神戸大学脳神経外科学教室の教育目標は、地域社会に貢献できる一人前の医師養成および世界の脳神経外科をリードできる人材の育成です。教室の雰囲気は極めてオープンで、自由な意見が取り交わされています。我々の教室で、最大のそして今も脈々と受け継がれている誇りは『脳神経外科手術』です。手術に対する工夫や新しい術式を開発する情熱は我々の伝統であり、国際的に高い評価を受けています。教室内での研究の他、国内・国外留学も行い、また国内外からの講師を招いての講演や留学生の受け入れを通して広く交流し、教室員が希望を持ちながら研究・診療を行える体制です。

大学附属病院での診療実績はこちらに示しますように、年間400例程度の手術を行なっております。その多くの患者さまが、県外を含む他の脳神経外科施設からの紹介であり、より困難な脳神経外科疾患の治療センターとしての役割を果たしております。

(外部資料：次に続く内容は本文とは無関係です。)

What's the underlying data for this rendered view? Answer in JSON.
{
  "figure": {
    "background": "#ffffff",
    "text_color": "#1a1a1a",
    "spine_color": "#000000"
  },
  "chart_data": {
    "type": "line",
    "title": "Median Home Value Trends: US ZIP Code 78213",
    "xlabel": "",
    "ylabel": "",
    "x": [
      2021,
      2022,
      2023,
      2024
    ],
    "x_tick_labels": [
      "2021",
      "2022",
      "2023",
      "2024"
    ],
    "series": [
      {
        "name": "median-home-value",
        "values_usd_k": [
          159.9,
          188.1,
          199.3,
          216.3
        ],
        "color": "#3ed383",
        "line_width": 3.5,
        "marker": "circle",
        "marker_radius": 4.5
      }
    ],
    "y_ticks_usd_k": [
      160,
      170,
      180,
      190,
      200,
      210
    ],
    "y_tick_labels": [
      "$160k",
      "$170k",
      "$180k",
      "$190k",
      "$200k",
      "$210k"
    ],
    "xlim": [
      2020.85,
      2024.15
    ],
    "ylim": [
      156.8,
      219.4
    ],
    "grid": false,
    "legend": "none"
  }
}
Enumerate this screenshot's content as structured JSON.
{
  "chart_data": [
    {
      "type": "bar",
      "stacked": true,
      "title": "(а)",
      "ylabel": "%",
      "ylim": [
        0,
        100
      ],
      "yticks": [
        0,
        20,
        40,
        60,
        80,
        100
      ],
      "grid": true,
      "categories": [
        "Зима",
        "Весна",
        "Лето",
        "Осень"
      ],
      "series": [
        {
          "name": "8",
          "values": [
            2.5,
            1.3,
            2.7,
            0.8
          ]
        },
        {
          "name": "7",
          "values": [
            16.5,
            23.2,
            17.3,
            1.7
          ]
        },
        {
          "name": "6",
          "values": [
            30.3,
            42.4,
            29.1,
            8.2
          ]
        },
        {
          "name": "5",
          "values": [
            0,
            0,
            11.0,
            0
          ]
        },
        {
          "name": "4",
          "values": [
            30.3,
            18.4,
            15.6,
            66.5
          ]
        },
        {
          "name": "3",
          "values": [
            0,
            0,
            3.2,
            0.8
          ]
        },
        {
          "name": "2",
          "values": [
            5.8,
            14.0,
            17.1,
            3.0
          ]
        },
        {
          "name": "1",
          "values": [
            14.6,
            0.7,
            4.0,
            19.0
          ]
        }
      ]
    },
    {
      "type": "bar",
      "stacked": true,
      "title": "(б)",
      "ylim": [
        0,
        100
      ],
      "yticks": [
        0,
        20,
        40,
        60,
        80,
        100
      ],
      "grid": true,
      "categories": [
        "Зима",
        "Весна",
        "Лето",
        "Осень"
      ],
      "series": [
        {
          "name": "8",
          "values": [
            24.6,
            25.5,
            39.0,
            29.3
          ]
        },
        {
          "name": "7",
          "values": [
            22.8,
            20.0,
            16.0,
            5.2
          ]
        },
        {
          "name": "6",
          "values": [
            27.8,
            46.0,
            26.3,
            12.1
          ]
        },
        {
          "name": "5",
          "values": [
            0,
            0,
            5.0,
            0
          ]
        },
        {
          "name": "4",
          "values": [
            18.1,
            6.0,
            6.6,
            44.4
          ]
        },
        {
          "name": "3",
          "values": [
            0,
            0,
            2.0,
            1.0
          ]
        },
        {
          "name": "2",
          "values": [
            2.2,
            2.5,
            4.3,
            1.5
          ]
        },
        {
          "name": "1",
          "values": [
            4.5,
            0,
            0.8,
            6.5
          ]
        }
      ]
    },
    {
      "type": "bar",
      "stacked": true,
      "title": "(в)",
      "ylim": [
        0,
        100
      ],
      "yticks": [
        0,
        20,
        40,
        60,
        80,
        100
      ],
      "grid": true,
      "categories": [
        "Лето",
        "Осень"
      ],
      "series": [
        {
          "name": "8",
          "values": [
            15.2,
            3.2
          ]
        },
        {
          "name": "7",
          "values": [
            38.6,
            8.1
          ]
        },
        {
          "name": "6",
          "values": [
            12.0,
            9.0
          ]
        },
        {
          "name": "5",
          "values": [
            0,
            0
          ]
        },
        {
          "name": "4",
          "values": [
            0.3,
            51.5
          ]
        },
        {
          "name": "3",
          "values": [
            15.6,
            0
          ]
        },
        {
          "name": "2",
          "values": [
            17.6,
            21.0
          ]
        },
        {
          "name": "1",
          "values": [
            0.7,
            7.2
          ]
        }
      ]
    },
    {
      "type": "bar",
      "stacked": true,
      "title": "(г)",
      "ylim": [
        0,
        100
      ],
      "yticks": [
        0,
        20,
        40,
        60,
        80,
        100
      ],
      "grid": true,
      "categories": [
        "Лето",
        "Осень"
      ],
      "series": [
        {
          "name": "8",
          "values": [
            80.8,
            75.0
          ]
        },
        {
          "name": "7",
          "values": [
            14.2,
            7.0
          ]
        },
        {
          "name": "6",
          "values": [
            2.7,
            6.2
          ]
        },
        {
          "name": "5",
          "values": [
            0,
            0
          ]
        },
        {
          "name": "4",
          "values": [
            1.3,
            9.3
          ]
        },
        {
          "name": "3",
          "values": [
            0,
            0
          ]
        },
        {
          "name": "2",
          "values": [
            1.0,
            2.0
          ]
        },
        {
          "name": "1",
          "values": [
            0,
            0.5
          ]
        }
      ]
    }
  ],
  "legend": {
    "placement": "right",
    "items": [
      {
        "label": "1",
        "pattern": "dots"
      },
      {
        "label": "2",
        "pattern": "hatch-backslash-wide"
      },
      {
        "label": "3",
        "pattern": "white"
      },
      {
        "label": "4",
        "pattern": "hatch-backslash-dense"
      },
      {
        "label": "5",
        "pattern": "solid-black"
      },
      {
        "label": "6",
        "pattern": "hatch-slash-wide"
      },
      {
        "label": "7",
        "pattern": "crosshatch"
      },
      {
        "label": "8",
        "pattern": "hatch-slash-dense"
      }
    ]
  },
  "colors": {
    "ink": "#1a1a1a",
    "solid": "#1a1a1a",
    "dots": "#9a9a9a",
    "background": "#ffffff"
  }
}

また、脳神経外科学、神経科学、脳血管内治療、救急医療、リハビリテーション、地域医療など、神経疾患治療に対する様々な興味情熱を持った医師に、充実した臨床研修の場を提供します。外科医の基本である安全で高水準、患者様を良くする技術の伝授に始まり、中枢神経という人間の尊厳に関わる神聖な臓器を扱うにふさわしい人間性を備えた医師に成長していただくことを目標に掲げ、情熱ある医師の入局をお待ちしております。

現在の教室・関連訓練施設

教室創設45年を越え、教室も関連訓練施設も多くのスタッフが変わり、教室の世代交代・新陳代謝が行われつつあります。当基幹施設および兵庫県内を中心とする専門研修連携施設にて、年間手術症例総数(血管内手術を含む)は4000例を超えており、研修内容も多岐にわたり、将来の専門性を選択する上でも十分な体制を提供いたします。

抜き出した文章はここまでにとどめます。